Philibert Delorme, l'architecte français qui a terminé la construction de la Sainte-Chapelle du château de Vincennes, a développé cette méthode au XVIème siècle. Elle se compose de l'assemblage de pièces courtes et planes à l'aide de chevilles, et s'installe aisément. Cette conception en arc met en valeur le bâtiment, un facteur esthétique essentiel à la Renaissance. 

L’édifice dispose également une charpente en poivrière (Charpente en poivrière : charpente d’une guérite de maçonnerie à toiture pointue en forme de cône, placée à l'angle d'un bastion).

   

Suite au rachat des bâtiments en 1932, l’État planifie donc les travaux d’une partie de la structure. Les pièces de bois détériorées sont restaurées, voire remplacées. Un vrai travail d’orfèvre. Je me suis régalée avec cette charpente.

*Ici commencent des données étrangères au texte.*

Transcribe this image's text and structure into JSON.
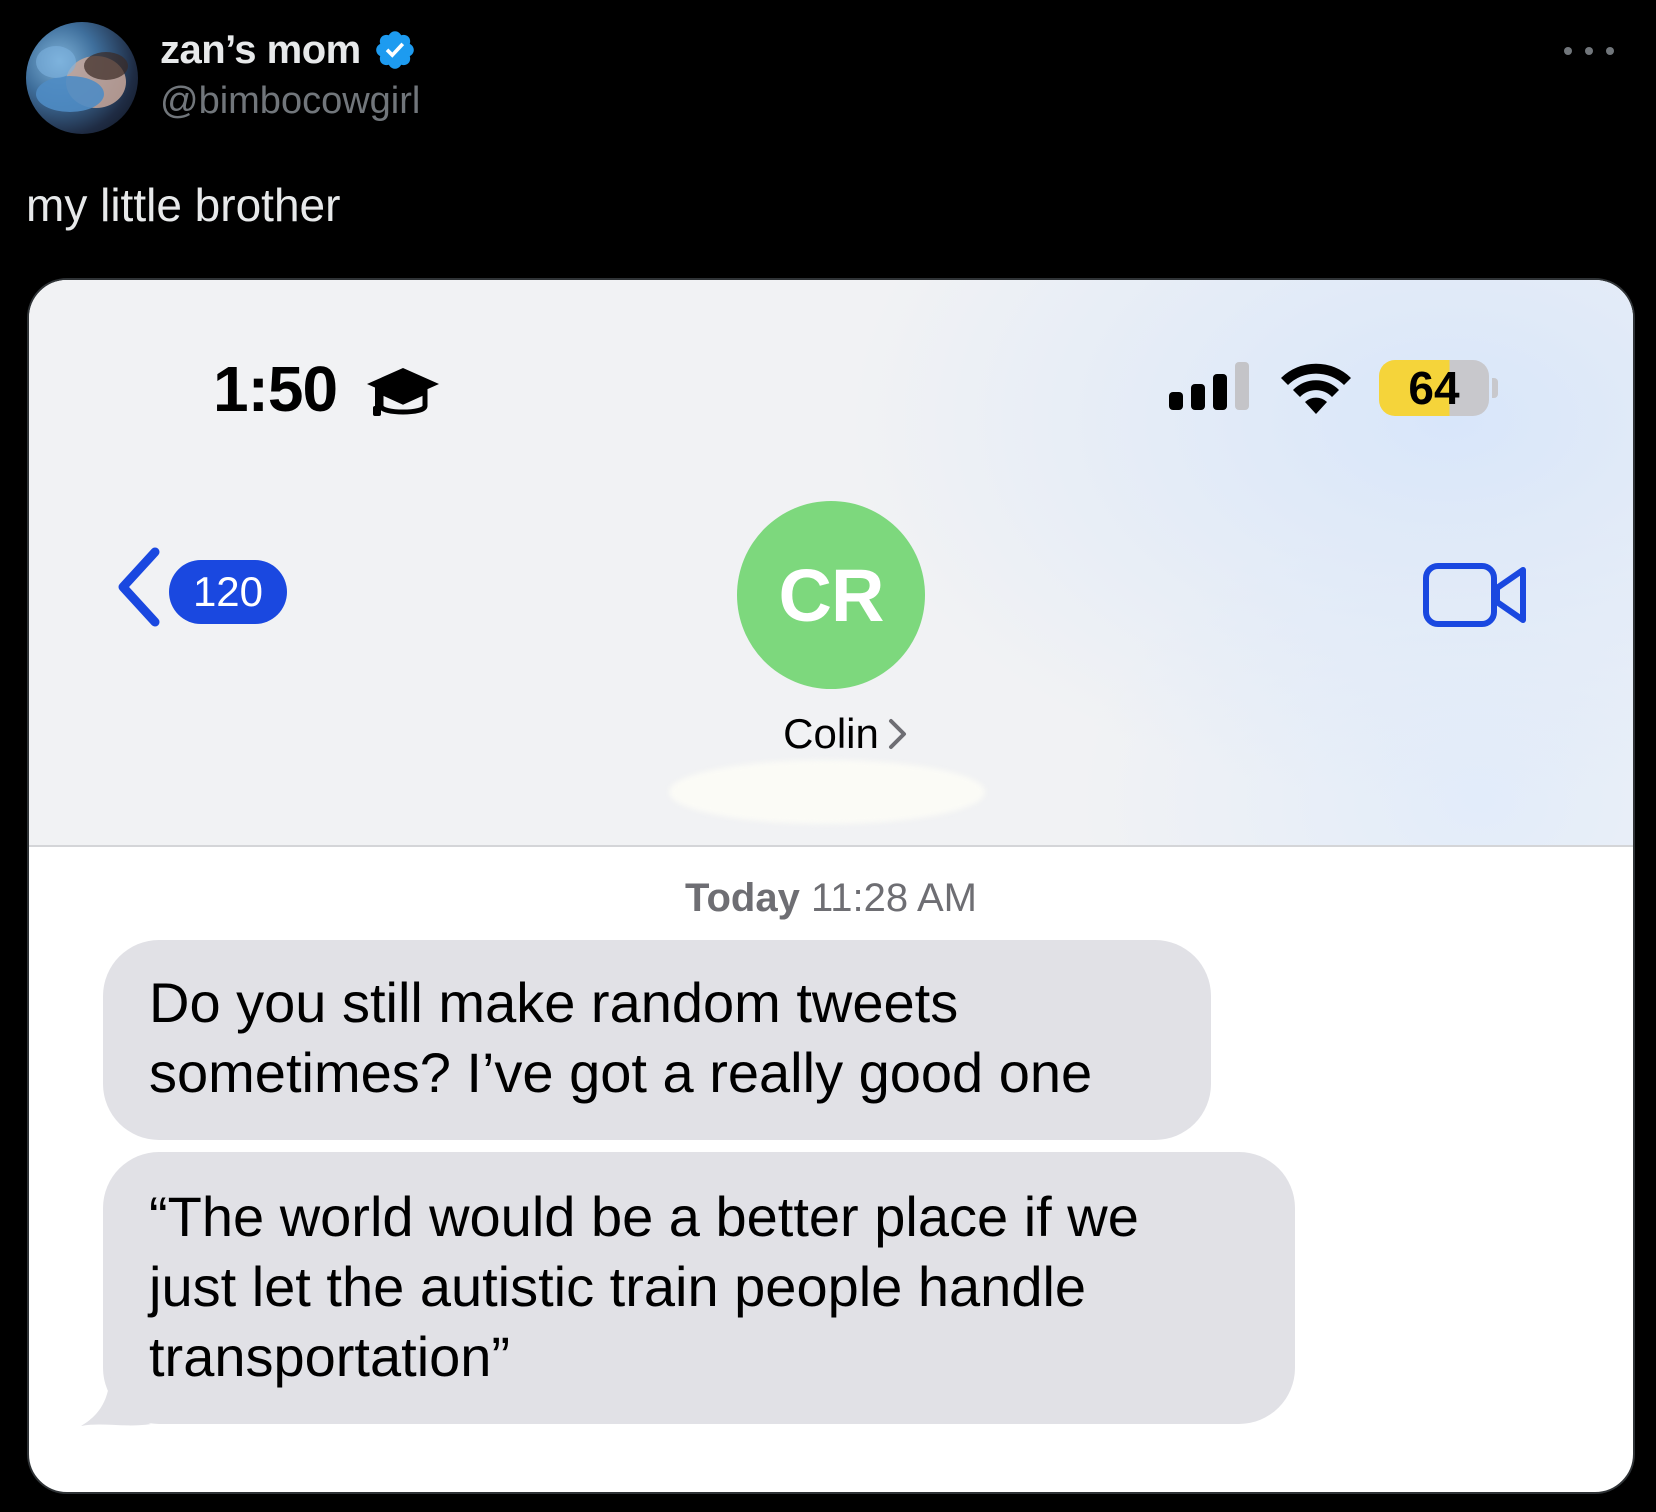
{
  "tweet": {
    "display_name": "zan’s mom",
    "handle": "@bimbocowgirl",
    "text": "my little brother"
  },
  "phone": {
    "status_bar": {
      "time": "1:50",
      "focus_icon": "graduation-cap-icon",
      "battery": "64"
    },
    "nav": {
      "back_count": "120",
      "contact_initials": "CR",
      "contact_name": "Colin"
    },
    "messages": {
      "timestamp_day": "Today",
      "timestamp_time": "11:28 AM",
      "items": [
        {
          "line1": "Do you still make random tweets",
          "line2": "sometimes? I’ve got a really good one"
        },
        {
          "line1": "“The world would be a better place if we",
          "line2": "just let the autistic train people handle",
          "line3": "transportation”"
        }
      ]
    }
  },
  "colors": {
    "background": "#000000",
    "verified": "#1d9bf0",
    "imessage_blue": "#1a48e0",
    "contact_avatar": "#7dd87d",
    "bubble_gray": "#e1e1e6",
    "battery_yellow": "#f5d43a"
  }
}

Êtes-vous au courant que les œuvres des musées français ont été protégées pendant la Seconde Guerre mondiale ? Le château de Fougères-sur-Bièvre a été sélectionné parmi les sites à protéger. Immergez-vous dans un épisode du passé aussi fascinant que peu connu !

L'année 1939. La Seconde Guerre mondiale débute et la France se tient prête à faire face à un autre affrontement de grande ampleur. Pendant que les soldats sont envoyés au combat, la vie continue de s'organiser à l'arrière. Pour la Direction des musées de France, la ligne de conduite est sans équivoque : il est hors de question de permettre aux joyaux des collections nationales d'être exposés aux bombardements allemands ! Ainsi, les agents élaborent un plan d'évacuation et de secours de grande envergure. Des caisses chargées de chefs-d'œuvre iconiques, comme La Joconde ou La Liberté guidant le peuple, sont transportées depuis la capitale vers le château de Chambord. 
Pourquoi ici, vous demandez-vous ? Parce que le superbe château du Loir-et-Cher a été la propriété de l'État depuis 1930. Il est donc converti en centre de triage, sous la supervision de Pierre Schommer, qui est secrétaire de la Réunion des Musées nationaux. Les tableaux et sculptures sont par la suite disposés dans onze emplacements préparés pour les recevoir. Le château de Montal est inclus dans cette liste, tout comme le château de Fougères-sur-Bièvre !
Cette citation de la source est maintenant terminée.